The extra yield on Treasury 30-year bonds compared with two-year notes fell to the least in six years as the prospect of a global economic slowdown boosted demand for the longer-dated debt.
The U.S. bond yield touched a record low 2.33% as an anti-austerity party won Sunday’s elections in Greece. Treasuries have returned 2.1% this year on a slowing global economy and plunging oil prices that have dimmed the inflation outlook, even as speculation increased the Federal Reserve will raise interest rates. The dollar climbed to an 11- year high against the euro on demand for U.S. assets as the European Central Bank plans increased bond-buying.
“The low end for 30-year Treasury yields could be 1.75%, which reflects deflationary influence,” said Guy LeBas, chief fixed-income strategist at Janney Montgomery Scott LLC in Philadelphia. European developments are “enhancing the dollar’s upward trajectory, and downside pressure to inflation and long-term U.S. rates,” he said.
The U.S. 30-year yield was little changed at 2.38% at 8:25 a.m. in New York, according to Bloomberg Bond Trader data. The price of the 3% bond due in November 2044 was 113 2/32.
Two-year yields rose three basis points, or 0.03 percentage points, to 0.52%.
The yield difference between two- and 30-year U.S. securities dropped to 1.86%age point, having been as low as 1.85 percentage points, the least since Dec. 31, 2008.

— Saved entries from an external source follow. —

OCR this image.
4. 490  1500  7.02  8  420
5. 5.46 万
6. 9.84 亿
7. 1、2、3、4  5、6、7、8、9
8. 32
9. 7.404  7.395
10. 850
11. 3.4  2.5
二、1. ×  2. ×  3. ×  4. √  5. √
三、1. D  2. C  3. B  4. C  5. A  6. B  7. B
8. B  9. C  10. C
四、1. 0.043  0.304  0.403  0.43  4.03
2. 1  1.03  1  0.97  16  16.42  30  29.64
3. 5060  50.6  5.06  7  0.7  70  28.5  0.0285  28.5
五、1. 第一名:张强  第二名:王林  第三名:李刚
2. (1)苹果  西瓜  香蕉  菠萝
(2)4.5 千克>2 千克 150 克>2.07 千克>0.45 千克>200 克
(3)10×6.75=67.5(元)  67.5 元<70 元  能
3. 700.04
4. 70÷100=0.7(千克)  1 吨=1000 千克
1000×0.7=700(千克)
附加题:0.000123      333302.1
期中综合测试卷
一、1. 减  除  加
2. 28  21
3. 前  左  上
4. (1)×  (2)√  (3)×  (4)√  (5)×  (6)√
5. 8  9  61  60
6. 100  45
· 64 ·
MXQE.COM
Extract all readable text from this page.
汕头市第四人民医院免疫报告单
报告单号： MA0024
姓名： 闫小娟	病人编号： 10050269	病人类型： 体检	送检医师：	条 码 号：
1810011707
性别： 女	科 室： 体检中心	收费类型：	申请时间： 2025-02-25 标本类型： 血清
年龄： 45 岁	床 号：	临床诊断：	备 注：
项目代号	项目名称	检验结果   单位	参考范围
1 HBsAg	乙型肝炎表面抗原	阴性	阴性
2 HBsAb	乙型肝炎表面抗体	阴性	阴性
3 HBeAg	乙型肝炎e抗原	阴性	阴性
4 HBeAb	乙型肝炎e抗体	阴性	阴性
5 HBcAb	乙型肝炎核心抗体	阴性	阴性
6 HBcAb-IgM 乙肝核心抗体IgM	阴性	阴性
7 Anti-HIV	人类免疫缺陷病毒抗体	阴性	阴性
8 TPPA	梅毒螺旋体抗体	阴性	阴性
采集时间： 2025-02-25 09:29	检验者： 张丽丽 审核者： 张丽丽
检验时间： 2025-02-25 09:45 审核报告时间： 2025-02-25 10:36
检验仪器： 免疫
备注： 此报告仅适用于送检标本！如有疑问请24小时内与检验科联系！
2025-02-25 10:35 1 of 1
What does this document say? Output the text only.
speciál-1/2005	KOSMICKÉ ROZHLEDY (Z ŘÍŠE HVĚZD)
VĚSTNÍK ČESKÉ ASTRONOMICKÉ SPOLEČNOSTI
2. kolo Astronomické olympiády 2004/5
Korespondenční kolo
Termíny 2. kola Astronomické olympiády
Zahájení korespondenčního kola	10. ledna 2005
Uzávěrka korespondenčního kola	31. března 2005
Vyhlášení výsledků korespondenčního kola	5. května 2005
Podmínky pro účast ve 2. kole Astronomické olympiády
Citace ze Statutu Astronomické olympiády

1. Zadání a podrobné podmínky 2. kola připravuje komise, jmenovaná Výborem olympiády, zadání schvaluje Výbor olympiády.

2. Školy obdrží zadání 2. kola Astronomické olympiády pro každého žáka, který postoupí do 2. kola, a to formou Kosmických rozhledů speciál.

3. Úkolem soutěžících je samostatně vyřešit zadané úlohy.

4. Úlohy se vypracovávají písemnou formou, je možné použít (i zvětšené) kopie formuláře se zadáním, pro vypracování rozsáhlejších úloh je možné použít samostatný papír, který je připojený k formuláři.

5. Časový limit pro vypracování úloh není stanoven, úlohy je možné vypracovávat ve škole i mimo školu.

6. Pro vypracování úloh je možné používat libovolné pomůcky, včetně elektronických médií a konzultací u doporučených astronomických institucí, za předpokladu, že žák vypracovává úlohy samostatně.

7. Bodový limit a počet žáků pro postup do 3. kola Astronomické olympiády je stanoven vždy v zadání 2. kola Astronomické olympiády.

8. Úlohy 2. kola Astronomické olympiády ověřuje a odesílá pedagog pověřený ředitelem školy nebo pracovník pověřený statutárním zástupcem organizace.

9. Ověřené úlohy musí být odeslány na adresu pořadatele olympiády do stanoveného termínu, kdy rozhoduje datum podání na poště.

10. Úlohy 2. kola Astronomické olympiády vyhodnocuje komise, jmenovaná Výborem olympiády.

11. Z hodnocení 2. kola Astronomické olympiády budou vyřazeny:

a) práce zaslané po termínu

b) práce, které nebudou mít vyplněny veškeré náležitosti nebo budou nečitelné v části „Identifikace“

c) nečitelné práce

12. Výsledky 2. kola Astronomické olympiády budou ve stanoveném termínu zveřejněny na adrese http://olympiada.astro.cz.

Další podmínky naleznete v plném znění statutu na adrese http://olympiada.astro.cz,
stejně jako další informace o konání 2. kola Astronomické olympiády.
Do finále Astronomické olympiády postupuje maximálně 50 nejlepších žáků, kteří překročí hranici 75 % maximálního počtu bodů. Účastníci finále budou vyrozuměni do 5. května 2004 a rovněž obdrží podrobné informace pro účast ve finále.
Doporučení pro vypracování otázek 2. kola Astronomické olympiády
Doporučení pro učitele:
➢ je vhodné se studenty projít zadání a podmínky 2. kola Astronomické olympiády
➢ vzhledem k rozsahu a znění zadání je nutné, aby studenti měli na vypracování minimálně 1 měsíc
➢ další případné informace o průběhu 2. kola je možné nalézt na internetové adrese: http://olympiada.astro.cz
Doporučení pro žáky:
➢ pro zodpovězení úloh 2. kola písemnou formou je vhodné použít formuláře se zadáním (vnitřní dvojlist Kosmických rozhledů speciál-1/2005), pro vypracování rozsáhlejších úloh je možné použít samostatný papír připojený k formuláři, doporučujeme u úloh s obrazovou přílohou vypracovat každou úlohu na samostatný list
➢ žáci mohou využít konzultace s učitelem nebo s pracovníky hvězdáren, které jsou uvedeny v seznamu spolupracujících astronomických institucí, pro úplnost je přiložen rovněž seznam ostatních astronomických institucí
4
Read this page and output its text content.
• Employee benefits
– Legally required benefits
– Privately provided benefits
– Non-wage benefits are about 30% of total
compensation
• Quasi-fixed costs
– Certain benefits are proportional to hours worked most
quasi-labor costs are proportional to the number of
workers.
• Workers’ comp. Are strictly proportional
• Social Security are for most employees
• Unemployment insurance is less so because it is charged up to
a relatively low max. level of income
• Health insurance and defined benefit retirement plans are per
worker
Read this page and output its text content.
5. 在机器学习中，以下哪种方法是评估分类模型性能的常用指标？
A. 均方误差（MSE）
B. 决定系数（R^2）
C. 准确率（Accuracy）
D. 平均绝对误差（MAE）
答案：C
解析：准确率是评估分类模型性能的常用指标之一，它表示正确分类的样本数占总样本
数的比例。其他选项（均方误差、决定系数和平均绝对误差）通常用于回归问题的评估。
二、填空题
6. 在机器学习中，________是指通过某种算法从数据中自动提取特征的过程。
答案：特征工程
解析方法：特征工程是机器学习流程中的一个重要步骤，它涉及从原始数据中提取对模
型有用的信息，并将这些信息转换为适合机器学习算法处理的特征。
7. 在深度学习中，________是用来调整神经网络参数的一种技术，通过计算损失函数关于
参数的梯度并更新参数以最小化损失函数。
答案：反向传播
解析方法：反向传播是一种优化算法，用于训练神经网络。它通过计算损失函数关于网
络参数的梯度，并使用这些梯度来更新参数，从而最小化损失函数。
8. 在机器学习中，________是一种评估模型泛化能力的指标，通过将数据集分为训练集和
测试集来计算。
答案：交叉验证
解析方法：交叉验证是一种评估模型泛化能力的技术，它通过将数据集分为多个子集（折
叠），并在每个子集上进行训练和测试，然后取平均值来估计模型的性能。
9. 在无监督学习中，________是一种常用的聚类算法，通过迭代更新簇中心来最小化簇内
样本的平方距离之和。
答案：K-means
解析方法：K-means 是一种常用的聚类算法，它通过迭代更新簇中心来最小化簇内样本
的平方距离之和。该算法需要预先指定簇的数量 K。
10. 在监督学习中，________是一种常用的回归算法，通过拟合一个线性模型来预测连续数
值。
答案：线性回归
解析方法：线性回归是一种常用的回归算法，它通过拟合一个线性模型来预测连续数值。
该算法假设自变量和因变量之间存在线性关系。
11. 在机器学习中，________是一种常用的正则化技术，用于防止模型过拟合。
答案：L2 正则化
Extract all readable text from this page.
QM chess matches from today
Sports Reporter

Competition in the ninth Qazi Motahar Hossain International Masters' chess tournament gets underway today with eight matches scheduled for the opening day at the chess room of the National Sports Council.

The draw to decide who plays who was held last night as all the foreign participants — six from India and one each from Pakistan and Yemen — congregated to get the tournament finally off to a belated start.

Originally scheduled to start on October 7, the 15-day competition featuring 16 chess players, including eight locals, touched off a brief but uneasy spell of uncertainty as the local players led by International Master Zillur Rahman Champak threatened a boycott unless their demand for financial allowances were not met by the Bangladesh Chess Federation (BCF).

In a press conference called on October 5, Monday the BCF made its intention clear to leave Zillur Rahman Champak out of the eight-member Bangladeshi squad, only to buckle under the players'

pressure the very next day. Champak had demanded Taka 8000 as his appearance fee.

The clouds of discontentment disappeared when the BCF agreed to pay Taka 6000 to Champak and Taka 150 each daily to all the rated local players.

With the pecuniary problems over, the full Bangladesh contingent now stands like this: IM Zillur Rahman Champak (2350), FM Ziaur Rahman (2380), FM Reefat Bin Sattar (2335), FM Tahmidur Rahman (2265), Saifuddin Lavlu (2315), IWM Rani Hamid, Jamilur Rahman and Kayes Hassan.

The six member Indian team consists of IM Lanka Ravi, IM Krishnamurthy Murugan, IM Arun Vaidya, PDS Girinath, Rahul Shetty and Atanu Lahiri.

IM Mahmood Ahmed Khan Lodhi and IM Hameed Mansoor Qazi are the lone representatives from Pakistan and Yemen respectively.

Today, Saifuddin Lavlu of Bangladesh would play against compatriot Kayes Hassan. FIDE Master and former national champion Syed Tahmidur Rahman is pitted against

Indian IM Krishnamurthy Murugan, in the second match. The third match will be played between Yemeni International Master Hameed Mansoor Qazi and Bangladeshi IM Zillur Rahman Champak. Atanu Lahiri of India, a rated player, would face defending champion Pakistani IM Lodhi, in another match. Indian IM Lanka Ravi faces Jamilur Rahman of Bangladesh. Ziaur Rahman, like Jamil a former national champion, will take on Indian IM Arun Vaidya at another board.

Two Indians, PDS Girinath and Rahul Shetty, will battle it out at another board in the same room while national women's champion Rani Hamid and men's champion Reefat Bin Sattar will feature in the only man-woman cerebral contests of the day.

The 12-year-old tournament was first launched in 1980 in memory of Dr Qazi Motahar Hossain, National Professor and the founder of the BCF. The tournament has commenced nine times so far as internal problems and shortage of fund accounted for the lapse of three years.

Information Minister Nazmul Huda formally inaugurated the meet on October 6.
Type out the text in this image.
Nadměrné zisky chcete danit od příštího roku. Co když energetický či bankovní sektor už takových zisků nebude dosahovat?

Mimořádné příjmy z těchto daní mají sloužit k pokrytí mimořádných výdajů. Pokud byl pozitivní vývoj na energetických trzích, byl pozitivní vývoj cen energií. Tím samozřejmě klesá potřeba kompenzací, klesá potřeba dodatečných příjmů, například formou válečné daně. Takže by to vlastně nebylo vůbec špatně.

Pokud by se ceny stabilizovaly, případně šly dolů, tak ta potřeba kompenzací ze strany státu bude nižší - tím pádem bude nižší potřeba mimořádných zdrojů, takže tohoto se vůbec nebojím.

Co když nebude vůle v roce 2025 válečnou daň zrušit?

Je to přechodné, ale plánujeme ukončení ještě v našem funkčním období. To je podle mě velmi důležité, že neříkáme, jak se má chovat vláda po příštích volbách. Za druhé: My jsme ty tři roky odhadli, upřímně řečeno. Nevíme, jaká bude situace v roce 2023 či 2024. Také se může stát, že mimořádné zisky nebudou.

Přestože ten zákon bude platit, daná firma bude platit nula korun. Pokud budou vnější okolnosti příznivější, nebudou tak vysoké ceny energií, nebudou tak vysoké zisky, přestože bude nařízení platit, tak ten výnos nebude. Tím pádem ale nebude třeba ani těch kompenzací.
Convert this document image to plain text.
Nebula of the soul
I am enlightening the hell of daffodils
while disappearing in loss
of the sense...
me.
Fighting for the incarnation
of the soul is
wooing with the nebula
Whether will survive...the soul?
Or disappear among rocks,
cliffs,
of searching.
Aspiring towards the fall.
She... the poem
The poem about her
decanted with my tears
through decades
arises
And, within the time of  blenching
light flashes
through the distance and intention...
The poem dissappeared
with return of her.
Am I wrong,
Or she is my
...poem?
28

Greece’s securities fell, with the three-year yield rising 166 basis points to 11.73%. German 10-year yields rose two basis points to 0.38%.
U.S. government securities last week rose as the ECB pledged to inject 1.1 trillion euros ($1.2 trillion) into the euro-area economy to spur inflation.
“The longer end has really been influenced by external factors, namely the impact of sovereign QE by the ECB, continued disinflation pressure and the ongoing search for yield,” said Nick Stamenkovic, a fixed-income strategist at broker RIA Capital Markets Ltd. in Edinburgh, referring to quantitative easing. “Eventually, better domestic fundamentals will lead to upward pressure on Treasury yields.”
The Fed is forecast to leave interest rates unchanged when policy makers meet this week, a Bloomberg survey of economists shows. Investors have been buying U.S. debt even as Fed Chair Janet Yellen has signaled that momentum in the labor market probably will enable the central bank to increase interest rates this year.
The chance of a Fed interest-rate increase by its October meeting was 52%, futures data show, down from 72% at the end of 2014. The central bank has kept its target for the federal funds rate at zero to 0.25% since 2008 to support an economic recovery.
The U.S. will sell $26 billion in two-year notes, $35 billion in five-year notes and $29 billion in seven-year debt on three consecutive days starting Tuesday in New York. The two- year sale was reduced by $1 billion from the prior auction, further limiting the amount of high-quality debt available.